Community outcry has voiced what most can intuit:  displacing students by closing their schools is disruptive and damaging. Evidence confirms this—displaced students tend to fare worse unless they go to substantially higher performing schools and are provided with ongoing care and attention. As observed by WEPOWER and affirmed by our analyses, the schools proposed for closure are struggling. But so are the schools that would receive students from closing schools. The consolidation plan is titled “Building a Better St. Louis City School System.” But better for whom? The current plan further concentrates disadvantage. We implore SLPS leadership to listen to affected community; listen to logic; listen to evidence—the current plan is a recipe for failure that penalizes students, communities, and schools for circumstances that are beyond their control.

Dr. Adams reminded us that he and his colleagues in SLPS leadership “operate downstream from political forces that have divested themselves of our neighborhoods and our children.” This is true. As we explore in-depth in our Still Separate, Still Unequal project, a long history of policy decisions made in the interests of the wealthy and White have yielded a deeply racially and economically segregated landscape that has infected and catastrophically weakened our schools thanks to fundamentally inequitable school funding models. SLPS suffers year after year from this history and its toxic legacy.

But Dr. Adams’ words are only half true. The other half is this:  SLPS remains the largest educator of Black students in the region—in the state for that matter. It is a major property owner in the city. Schools are anchors in their neighborhoods—weights that drag their communities down when buildings are left vacant and neglected or, when invested in, moorings that help their communities weather difficult times. In all of these ways, the decisions made by Dr. Adams and the SLPS Board directly and indirectly affect thousands of St. Louisans, disproportionately Black children and their families. Dr. Adams and the SLPS Board cannot shirk this responsibility.

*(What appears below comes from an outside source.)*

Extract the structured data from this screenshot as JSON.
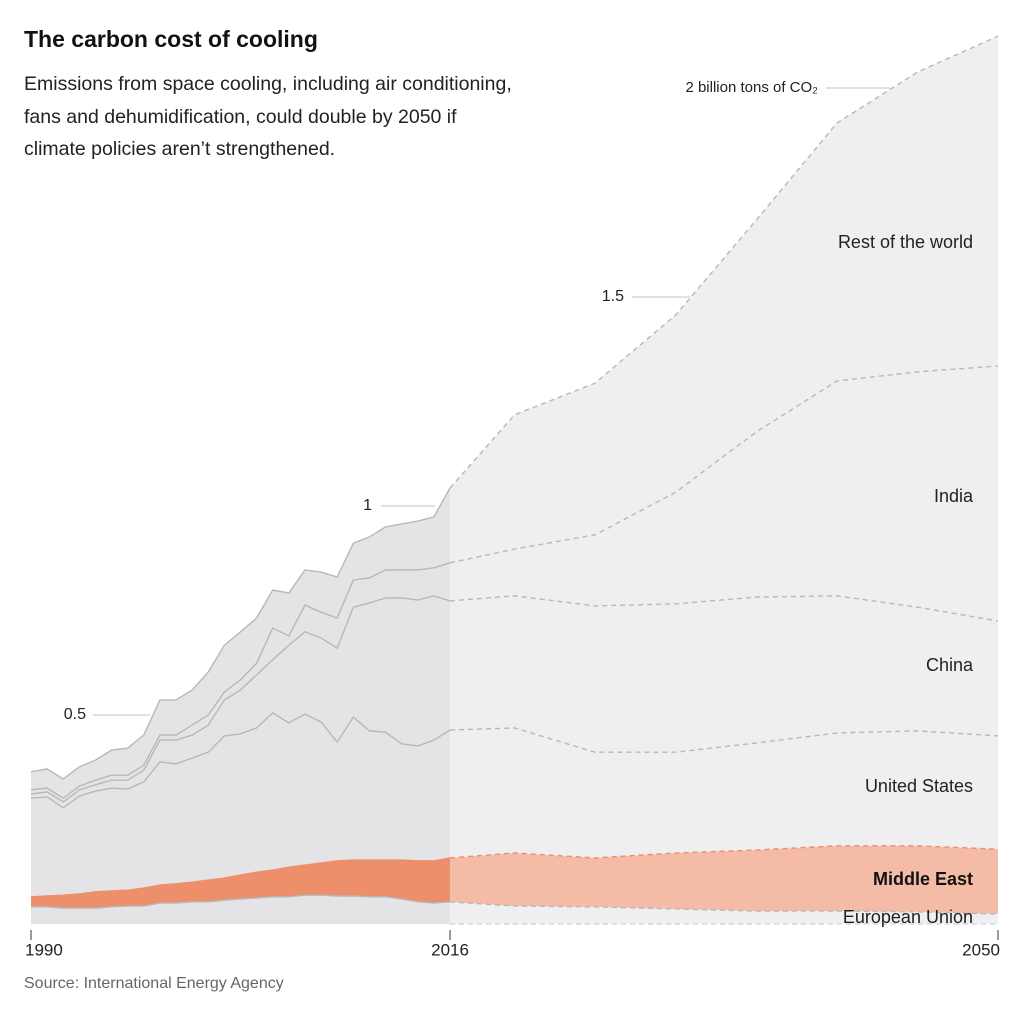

Process matters. How hard decisions about closures are made matters. Who is in the room, the capacity of those individuals for racial equity and systems change, how data is used, how much time is given for feedback, how that feedback is used all matters. The quality of the process marks the difference between the will of a powerful few imposed on the many and the strength of a community coming together to make hard decisions together.

One of the Ferguson Commission’s signature priority calls to action was to apply a Racial Equity framework to new and existing regional policies by asking three simple questions:

  1. Whom does this benefit?
  2. Does this differentially impact some racial and ethnic groups?
  3. What is missing that will decrease or eliminate racial disparities?

It is clear that the SLPS consolidation plan does not withstand scrutiny through a Racial Equity Lens. It’s not too late to change that. With our eyes firmly set on the foundational reforms that are ultimately needed—and clear on the radical collaboration, awareness, and understanding that will be required—we join the call for St. Louis civic leaders to grow their Racial Equity and systems change capacity. 

Forward Through Ferguson endorses WEPOWER, Dutchtown South CDC, and InvestSTL’s calls for the SLPS Board and leadership to postpone the consolidation vote. We strongly endorse the detailed next steps outlined by our partner organization WEPOWER to advance a more equitable, community-centered, and research-backed approach to the crisis SLPS and St. Louis families face.